Two Seasons, Two Strangers: an elegant, sensitive celebration of introverts

Miyake Sho captures the writing process in all its private drama and public dorkiness with his Golden Leopard winning-film about a solitary young screenwriter whose life begins to imitate her art.

Two Seasons, Two Strangers (2025)
  • Reviewed from the 2025 Locarno Film Festival

In 2022, Japanese director Miyake Sho broke out – if that is not altogether too boisterous a term – with his gorgeously intimate, Berlinale-premiering inversion of the boxing movie, Small, Slow but Steady. It’s a title that could double as a manifesto for Miyake’s approach: Last year, the director fielded another lambent Berlin entry with All The Long Nights, the tale of the low-key luminous relationship between two misfit office workers. And now he has sidled softly into the Locarno competition, only to sidle softly out again clutching its top prize, for Two Seasons, Two Strangers, a wittily bifurcated story that, aside from being comfortable in the quiet, shares with Miyake’s previous charmers a sensitivity to the dynamics of interactions between introverts. Even the most stalwart Miyake loner may discover that it can be much more pleasant to be alone together than to be alone alone. 

The introvert-in-chief here is Li (Eun-kyung Shim), a Korean expat living in Japan where she works as a TV and film screenwriter. We open with Li, who speaks fluent Japanese but whose interior monologue is narrated to us in Korean, engaged in that least cinematic of activities: writing. Given that it’s a process integral to the vast majority of moviemaking, the writing life is both overrepresented and frequently misrepresented at the movies, as actors struggle to externalise an undynamically internal process, in roles that can suffer from a sort of dramatic inflation having been written, of course, by writers. Miyake, aided by a wonderfully gentle, spontaneous performance from Shim, avoids any of this. This first scene, as Li gestures abstractly in the air in front of her like she’s catching imaginary Pokémon and finally lights up briefly as an idea somehow coalesces, is the darndest thing: a recognisable representation of the writer’s lot, in all its private drama and public dorkiness. 

Suddenly we’re following the story Li is writing (both halves of the film are based on otherwise unconnected short stories by celebrated manga artist Yoshiharu Tsuge), as a young woman, Nagisa (Kawai Yuumi) encounters solitary local Natsuo (Takada Mansaku) in the coastal town she’s aimlessly visiting. They walk and talk and share memories, some of them dark. They arrange to meet again, and even though the weather and the changeable late-summer seas are unreliable, they do.

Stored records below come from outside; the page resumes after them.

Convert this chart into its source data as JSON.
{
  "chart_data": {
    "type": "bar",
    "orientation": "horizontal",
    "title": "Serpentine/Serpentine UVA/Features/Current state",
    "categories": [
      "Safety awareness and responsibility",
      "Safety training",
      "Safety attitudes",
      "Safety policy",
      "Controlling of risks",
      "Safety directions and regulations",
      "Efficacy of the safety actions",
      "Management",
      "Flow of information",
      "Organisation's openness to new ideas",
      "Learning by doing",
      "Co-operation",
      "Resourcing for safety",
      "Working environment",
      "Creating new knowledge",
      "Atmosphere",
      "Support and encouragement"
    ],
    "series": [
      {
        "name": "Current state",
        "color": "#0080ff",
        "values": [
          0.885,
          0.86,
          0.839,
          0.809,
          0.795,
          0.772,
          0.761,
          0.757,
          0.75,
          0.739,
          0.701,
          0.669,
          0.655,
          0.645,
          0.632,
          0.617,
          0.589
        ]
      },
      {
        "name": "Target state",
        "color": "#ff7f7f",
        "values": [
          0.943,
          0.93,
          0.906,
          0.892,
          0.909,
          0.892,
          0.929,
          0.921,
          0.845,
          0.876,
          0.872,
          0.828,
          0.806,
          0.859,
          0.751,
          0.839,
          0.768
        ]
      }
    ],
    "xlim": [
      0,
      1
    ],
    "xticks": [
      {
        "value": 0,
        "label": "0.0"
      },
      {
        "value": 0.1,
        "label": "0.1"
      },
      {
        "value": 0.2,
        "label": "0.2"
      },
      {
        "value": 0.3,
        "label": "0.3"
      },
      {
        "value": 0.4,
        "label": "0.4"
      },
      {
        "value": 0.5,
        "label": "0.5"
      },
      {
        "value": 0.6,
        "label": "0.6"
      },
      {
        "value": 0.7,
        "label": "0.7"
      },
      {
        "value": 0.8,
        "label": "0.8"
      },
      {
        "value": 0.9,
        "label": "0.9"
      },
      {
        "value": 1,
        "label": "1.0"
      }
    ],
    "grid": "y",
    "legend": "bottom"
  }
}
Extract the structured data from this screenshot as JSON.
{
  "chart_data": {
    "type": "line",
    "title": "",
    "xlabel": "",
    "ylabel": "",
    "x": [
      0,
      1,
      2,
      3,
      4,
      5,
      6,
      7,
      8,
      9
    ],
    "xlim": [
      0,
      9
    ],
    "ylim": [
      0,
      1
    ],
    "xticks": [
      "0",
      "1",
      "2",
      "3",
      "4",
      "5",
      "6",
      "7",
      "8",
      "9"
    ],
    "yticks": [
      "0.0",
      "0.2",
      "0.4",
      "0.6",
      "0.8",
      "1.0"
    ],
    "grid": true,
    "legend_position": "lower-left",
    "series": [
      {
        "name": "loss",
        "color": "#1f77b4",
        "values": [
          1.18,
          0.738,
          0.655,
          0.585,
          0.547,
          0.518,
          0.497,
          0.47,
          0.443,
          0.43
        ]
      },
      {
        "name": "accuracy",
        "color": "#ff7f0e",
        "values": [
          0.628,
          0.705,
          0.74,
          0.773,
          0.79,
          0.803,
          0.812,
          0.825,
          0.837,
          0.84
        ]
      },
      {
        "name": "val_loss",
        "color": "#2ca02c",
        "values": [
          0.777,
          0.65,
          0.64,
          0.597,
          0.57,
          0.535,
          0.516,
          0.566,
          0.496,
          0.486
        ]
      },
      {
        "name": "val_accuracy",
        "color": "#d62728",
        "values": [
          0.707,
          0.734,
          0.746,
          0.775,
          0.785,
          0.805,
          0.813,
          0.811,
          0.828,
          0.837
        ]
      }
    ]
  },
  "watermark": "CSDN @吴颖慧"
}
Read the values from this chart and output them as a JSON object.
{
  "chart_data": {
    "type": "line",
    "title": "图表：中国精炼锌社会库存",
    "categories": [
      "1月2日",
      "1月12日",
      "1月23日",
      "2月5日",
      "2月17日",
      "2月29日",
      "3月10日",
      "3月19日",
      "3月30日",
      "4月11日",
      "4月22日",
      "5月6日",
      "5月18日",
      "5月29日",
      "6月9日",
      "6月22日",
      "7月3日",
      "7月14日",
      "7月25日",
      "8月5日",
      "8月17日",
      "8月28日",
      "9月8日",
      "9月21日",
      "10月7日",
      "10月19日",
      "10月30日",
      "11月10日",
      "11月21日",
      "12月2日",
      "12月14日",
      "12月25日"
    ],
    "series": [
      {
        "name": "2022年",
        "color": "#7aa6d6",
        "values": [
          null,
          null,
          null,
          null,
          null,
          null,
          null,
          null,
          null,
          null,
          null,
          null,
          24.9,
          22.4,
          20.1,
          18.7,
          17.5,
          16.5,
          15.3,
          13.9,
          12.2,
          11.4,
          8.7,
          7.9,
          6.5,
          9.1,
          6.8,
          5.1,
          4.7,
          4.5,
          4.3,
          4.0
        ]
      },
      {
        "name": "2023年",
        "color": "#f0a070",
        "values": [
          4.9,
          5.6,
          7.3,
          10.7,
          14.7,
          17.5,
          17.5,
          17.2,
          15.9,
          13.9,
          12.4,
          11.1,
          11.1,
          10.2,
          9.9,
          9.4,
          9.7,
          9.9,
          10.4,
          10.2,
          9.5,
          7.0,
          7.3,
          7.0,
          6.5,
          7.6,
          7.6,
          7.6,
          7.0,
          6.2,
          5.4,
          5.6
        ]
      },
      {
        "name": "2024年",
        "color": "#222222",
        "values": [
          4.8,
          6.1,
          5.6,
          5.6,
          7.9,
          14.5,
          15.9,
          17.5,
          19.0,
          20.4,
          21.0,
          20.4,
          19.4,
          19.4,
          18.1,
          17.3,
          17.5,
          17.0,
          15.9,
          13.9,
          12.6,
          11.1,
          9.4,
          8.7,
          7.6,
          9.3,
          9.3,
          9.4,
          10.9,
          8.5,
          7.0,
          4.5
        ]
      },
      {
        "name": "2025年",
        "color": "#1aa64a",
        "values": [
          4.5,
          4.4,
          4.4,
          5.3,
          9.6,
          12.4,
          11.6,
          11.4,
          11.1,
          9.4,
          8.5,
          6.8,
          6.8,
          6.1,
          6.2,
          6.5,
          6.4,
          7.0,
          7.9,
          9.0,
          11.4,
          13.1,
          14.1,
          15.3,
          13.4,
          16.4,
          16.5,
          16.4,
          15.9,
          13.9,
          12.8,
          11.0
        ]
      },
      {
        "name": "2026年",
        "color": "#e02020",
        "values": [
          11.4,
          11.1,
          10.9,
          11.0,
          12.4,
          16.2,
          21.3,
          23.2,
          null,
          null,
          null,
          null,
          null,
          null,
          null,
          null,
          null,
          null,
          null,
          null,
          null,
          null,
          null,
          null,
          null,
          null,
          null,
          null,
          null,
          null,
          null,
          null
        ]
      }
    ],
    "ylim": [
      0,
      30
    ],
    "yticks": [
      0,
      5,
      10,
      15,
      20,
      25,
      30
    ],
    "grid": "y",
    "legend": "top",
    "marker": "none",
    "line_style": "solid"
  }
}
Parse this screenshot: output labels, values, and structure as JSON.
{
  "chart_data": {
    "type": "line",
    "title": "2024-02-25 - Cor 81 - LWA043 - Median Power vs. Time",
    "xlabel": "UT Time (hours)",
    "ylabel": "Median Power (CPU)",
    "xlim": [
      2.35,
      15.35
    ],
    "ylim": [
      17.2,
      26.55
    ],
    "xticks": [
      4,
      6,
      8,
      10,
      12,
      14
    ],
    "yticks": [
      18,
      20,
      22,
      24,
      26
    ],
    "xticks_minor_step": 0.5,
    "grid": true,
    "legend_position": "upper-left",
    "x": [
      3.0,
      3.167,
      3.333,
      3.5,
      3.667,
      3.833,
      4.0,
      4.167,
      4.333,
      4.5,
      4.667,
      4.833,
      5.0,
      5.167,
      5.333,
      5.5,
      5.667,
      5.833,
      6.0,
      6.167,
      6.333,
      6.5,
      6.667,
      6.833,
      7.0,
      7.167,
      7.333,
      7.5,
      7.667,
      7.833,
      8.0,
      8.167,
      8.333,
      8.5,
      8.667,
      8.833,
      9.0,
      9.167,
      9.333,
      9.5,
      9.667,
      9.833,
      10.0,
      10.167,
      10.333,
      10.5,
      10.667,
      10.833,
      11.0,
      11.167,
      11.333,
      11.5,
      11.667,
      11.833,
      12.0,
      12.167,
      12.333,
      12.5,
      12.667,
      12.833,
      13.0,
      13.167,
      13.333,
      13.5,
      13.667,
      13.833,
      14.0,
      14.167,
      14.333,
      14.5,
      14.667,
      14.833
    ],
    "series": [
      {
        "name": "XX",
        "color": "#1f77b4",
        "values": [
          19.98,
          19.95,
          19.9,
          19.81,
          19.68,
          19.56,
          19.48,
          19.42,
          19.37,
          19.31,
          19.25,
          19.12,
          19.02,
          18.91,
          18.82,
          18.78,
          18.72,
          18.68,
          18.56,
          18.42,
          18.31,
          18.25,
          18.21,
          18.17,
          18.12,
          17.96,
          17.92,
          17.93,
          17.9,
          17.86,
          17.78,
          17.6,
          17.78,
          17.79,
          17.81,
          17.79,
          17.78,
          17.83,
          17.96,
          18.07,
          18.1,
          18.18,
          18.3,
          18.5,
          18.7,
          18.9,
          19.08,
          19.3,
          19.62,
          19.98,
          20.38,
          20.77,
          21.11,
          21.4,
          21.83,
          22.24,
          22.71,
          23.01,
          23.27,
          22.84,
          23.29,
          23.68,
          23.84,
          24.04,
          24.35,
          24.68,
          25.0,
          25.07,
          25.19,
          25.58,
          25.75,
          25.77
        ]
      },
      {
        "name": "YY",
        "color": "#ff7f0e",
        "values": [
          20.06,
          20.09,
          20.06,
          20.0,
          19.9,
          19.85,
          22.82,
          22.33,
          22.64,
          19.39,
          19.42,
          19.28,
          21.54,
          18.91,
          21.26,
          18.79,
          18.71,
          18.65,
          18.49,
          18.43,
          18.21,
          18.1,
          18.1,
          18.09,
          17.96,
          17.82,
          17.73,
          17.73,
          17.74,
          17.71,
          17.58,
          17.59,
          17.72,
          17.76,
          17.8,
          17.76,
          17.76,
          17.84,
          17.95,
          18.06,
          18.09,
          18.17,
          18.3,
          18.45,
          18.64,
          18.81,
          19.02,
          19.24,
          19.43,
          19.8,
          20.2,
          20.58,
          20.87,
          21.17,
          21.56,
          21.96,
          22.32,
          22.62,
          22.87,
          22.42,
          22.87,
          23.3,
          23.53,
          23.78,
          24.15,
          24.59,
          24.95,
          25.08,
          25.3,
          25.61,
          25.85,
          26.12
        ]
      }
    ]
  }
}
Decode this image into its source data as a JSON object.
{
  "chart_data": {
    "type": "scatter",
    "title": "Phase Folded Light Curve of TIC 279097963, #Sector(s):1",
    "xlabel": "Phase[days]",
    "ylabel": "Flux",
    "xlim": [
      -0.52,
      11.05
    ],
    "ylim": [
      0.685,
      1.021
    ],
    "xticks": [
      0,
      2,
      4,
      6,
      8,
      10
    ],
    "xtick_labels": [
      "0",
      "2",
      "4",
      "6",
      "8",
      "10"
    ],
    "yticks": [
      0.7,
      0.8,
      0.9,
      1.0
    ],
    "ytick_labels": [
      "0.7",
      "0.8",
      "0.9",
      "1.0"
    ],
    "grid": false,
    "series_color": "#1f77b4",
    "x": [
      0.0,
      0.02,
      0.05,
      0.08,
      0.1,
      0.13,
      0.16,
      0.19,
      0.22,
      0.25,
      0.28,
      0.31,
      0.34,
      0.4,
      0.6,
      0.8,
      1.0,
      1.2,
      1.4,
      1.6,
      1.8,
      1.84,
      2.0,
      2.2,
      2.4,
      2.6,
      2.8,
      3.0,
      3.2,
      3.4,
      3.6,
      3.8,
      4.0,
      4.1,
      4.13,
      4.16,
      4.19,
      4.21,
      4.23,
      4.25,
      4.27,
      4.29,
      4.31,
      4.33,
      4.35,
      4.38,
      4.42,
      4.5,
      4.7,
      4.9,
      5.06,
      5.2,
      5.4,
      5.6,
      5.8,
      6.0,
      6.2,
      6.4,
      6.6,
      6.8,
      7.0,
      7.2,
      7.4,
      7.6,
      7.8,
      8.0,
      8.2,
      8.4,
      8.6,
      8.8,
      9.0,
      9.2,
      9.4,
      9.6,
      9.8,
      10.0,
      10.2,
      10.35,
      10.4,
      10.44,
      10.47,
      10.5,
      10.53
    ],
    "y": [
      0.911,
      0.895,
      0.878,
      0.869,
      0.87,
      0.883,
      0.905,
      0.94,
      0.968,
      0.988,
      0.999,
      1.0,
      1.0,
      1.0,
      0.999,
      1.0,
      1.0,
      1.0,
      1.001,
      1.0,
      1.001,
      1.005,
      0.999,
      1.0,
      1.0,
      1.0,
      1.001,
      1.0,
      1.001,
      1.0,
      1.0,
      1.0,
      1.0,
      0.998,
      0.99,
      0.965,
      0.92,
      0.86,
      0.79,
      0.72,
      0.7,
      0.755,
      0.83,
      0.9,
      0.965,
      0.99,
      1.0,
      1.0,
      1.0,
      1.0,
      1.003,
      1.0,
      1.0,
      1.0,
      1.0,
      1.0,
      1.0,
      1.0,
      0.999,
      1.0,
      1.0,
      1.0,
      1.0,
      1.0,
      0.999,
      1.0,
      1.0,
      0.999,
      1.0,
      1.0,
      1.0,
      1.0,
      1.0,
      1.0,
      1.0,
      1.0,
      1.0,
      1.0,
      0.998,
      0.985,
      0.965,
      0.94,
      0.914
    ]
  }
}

It’s a romance but one that exists to prove that people don’t need to touch, let alone kiss or fall into bed with each other, for there to exist a connection that hums almost audibly across the space between them. 

But just as we’re becoming accustomed to this companionable register, the frame pulls wide and we’re back with Li, the screenwriter of the film about Nagisa, that has been showing to a small, and not terribly impressed, audience of students. “I didn’t get it,” states one bluntly. Li, visibly quailing during the Q&A is asked how she feels seeing her own work up there. “It makes me think…” she stammers, “…that I don’t have much talent.” Perhaps it’s this sudden erosion of confidence, or perhaps the peculiar interruption of an unexpected death, or perhaps it’s simply that her next screenplay is stalled (rather hilariously when asked what it’s about, Li replies miserably “Ninjas”). Li, like Nagisa before her, flees to a place she’s never been before. Only this time it’s winter, the landscape picturesquely but inconveniently snowbound, and her tentative connection comes with Benzo (Tsutsumi Shinichi), the grouchy owner of the only inn in the area with any room left. In fact, the inn has all the room left: the place is in barely-heated disrepair, which makes it the perfect setting for these under-construction, closed-for-maintenance characters to work through their polite personal crises, first by themselves and eventually, drawing closer to the stove for warmth, in concert. 

Li’s Korean background seems to have emboldened Miyake to pay glancing narrative homage to Hong Sang-soo, with the Korean arthouse master’s recurrent preoccupations with diptychs, memory and the passage of time dovetailing in quite exquisite ways with Miyake’s investment in the introspective, contemplative personality. But Two Strangers, Two Seasons is still very much a Miyake film, unfolding in a playful but deeply felt register that is perhaps more melancomedy than tragicomedy, but that delivers the rare satisfaction of watching modest, thoughtful people find just what they need in the last place they’d expect it: in the small, slow, steady corners of the world which is where, Miyake Sho will convince you, all of life actually happens.